Так как «скорая» все не ехала (я подозревал, что галантная эстетка Катя перепутала адрес), обеспокоенный добрый Геннадий отправился восвояси и вернулся с маленьким пузырьком некоего вещества, чтобы попробовать (к ужасу хозяйки) самостоятельно оживить Земфиру, предсмертно рокочущую сквозь забытье. Она преградила ему путь в пыльную комнату и тревожно забормотала, ероша своего гавроша, будто ставила волосы дыбом, чтобы казаться больше:
— Я не дам вам ее увечить, я никогда, слышите, никогда не дам вам ее изувечить!!!
— Послушай, мать, хуже не будет, от этого никто еще не загнулся, можешь сама попробовать…
Он протянул ей пузырек, и мать отскочила высоким пируэтом.
— Мы, кажется, с вами не пили на брудершафт.
— Так выпьем еще, какие такие наши года, мамочка ты моя, дорогуша, — забалагурил жизнелюбивый и совершенно нераскаянный Геннадий.

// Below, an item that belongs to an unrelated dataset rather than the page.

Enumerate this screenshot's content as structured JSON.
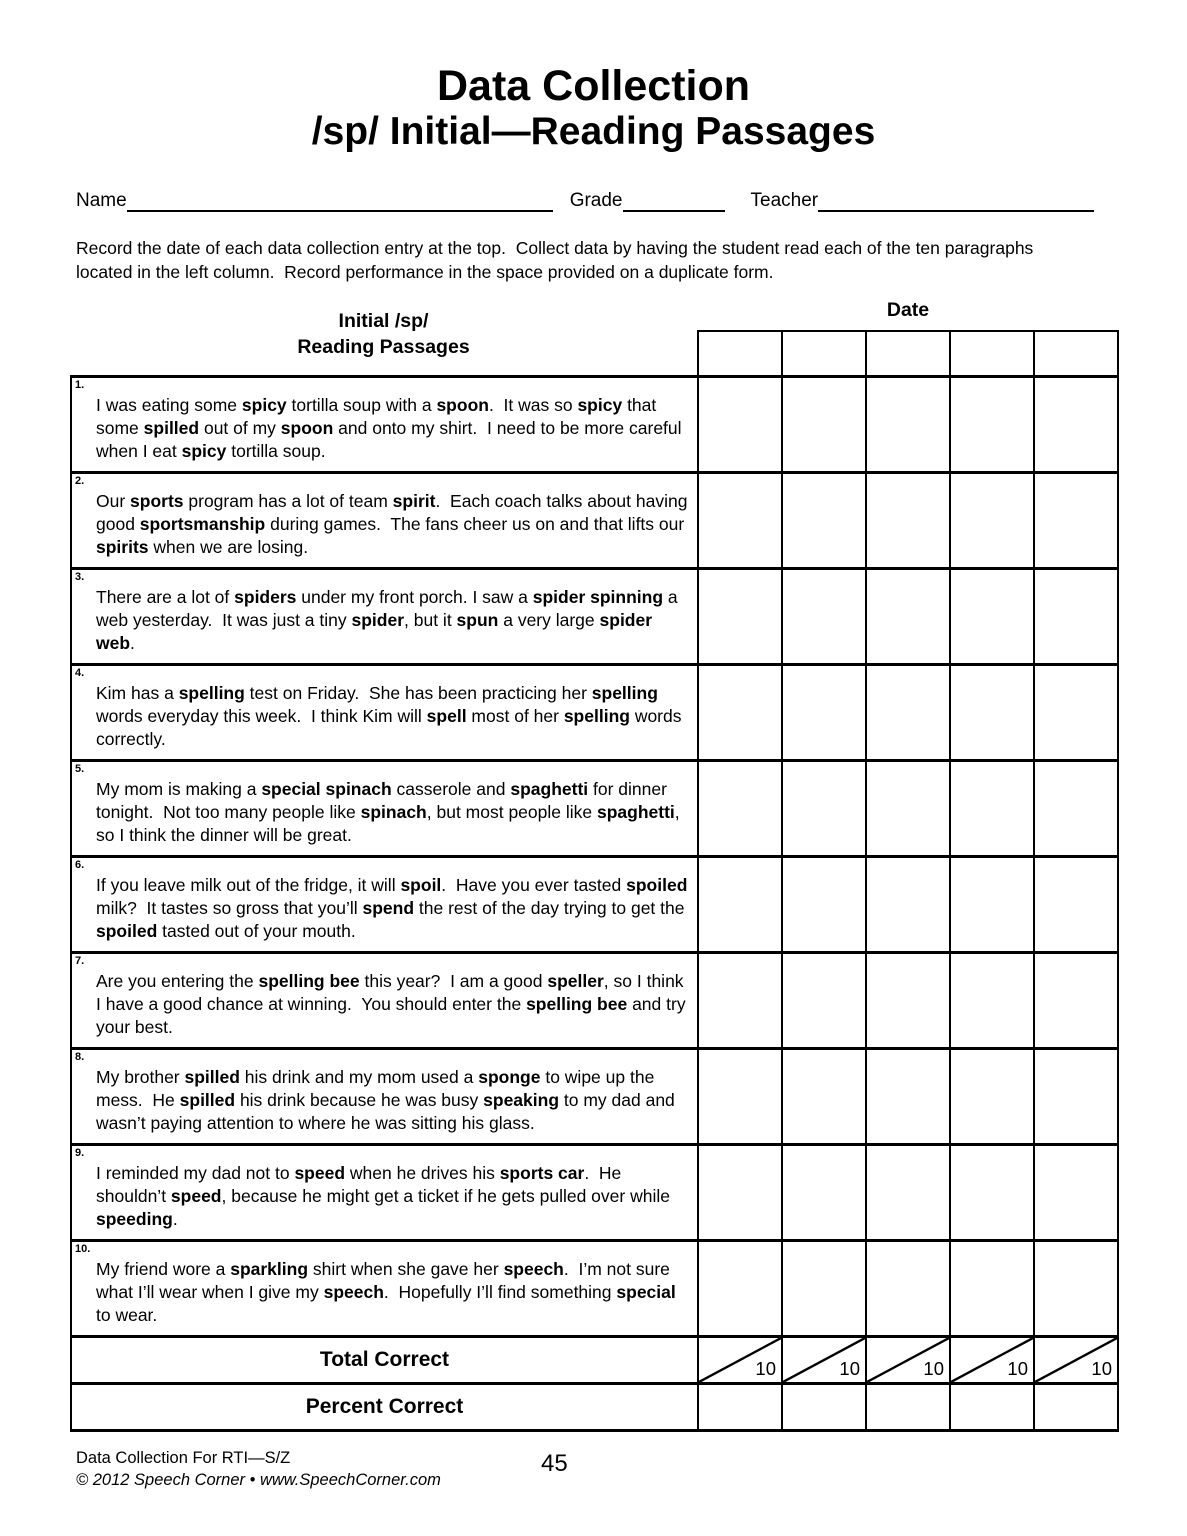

Он решительно шагнул в комнату, нагнулся к простертому телу и несколько раз поводил ваткой у самого Земфириного носа, будто легко пощекотал, и Земфира почти сразу заныла, как просыпающаяся спящая красавица, завертела растрепанной башкой, стала отмахиваться, взметывать руки, как мельничные лопасти, попробовала с кряхтеньем приподняться, но, завалившись тяжко на бок, захрипела словно в последний раз с подвывом и… Не знаю, как сообщить об этом поделикатнее: извергла из своих недр столп непереваренных пельменей, загадив треники и шлепанцы Геннадия, хлопотавшего над нею.
Он удовлетворенно матюгнулся и радостно отскочил, будто стал плясать…
Он держал чудодейственную пахучую ватку в руке, как лакомство, которым приманивают животное.
Он сиял, будто реанимировал саму дщерь Иаира.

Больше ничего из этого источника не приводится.